You could argue that schools ought to convey accurate rather than inaccurate information about the subject. I would agree with you. But as far as I know, there is no solid evidence that "comprehensive" sex ed–the relevant alternative–has any impact on sexual behavior either. That's the conclusion of UC Berkeley sociologist Kristin Luker's extremely thorough book on the subject, where she explains why she can't find a single study robust enough to back:
We are looking for an outcome, teenage sexual behavior, that is affected by many forces, only one of which is sex education, during a period of tremendous social change, which has surely had some independent impact on such behavior, and we are looking at everything from one class room period to a semester's worth of classes, all in the service of trying to see if they affected the outcome.
Cross-country comparisons, for what they are worth, do not lend credence to the idea that kids take their sexual marching orders from public school teachers.
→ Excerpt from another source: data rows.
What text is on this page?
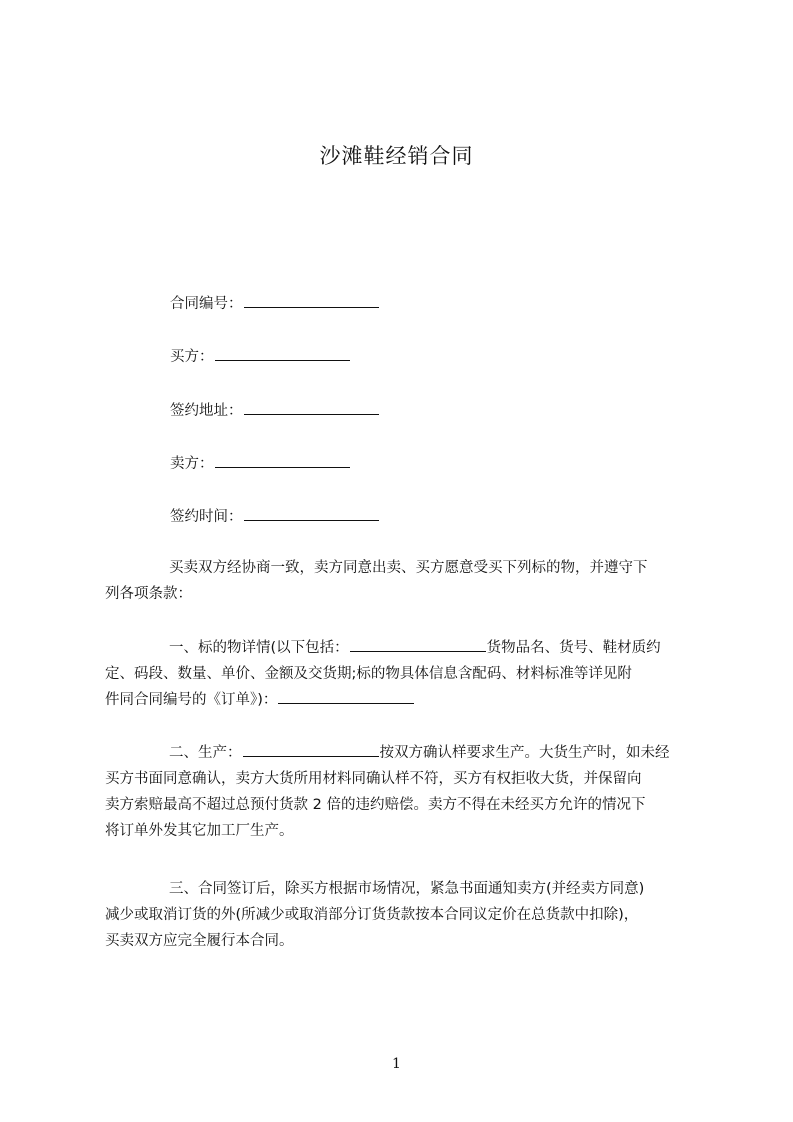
沙滩鞋经销合同
合同编号：
买方：
签约地址：
卖方：
签约时间：
买卖双方经协商一致，卖方同意出卖、买方愿意受买下列标的物，并遵守下
列各项条款：
一、标的物详情(以下包括：	货物品名、货号、鞋材质约
定、码段、数量、单价、金额及交货期;标的物具体信息含配码、材料标准等详见附
件同合同编号的《订单》)：
二、生产：	按双方确认样要求生产。大货生产时，如未经
买方书面同意确认，卖方大货所用材料同确认样不符，买方有权拒收大货，并保留向
卖方索赔最高不超过总预付货款 2 倍的违约赔偿。卖方不得在未经买方允许的情况下
将订单外发其它加工厂生产。
三、合同签订后，除买方根据市场情况，紧急书面通知卖方(并经卖方同意)
减少或取消订货的外(所减少或取消部分订货货款按本合同议定价在总货款中扣除)，
买卖双方应完全履行本合同。
1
In Sweden, kids are exposed to intensive comprehensive sex ed programs. In France, such programs are less common than they are here. Yet Sweden and France have similar rates of STDs and teen pregnancy. U.S. rates are higher.
As an aside, the most interesting thing about that study was not the jump in teen birth rates, but the jump in the overall birth rate. U.S. women are breeding above replacement for the first time since 1971.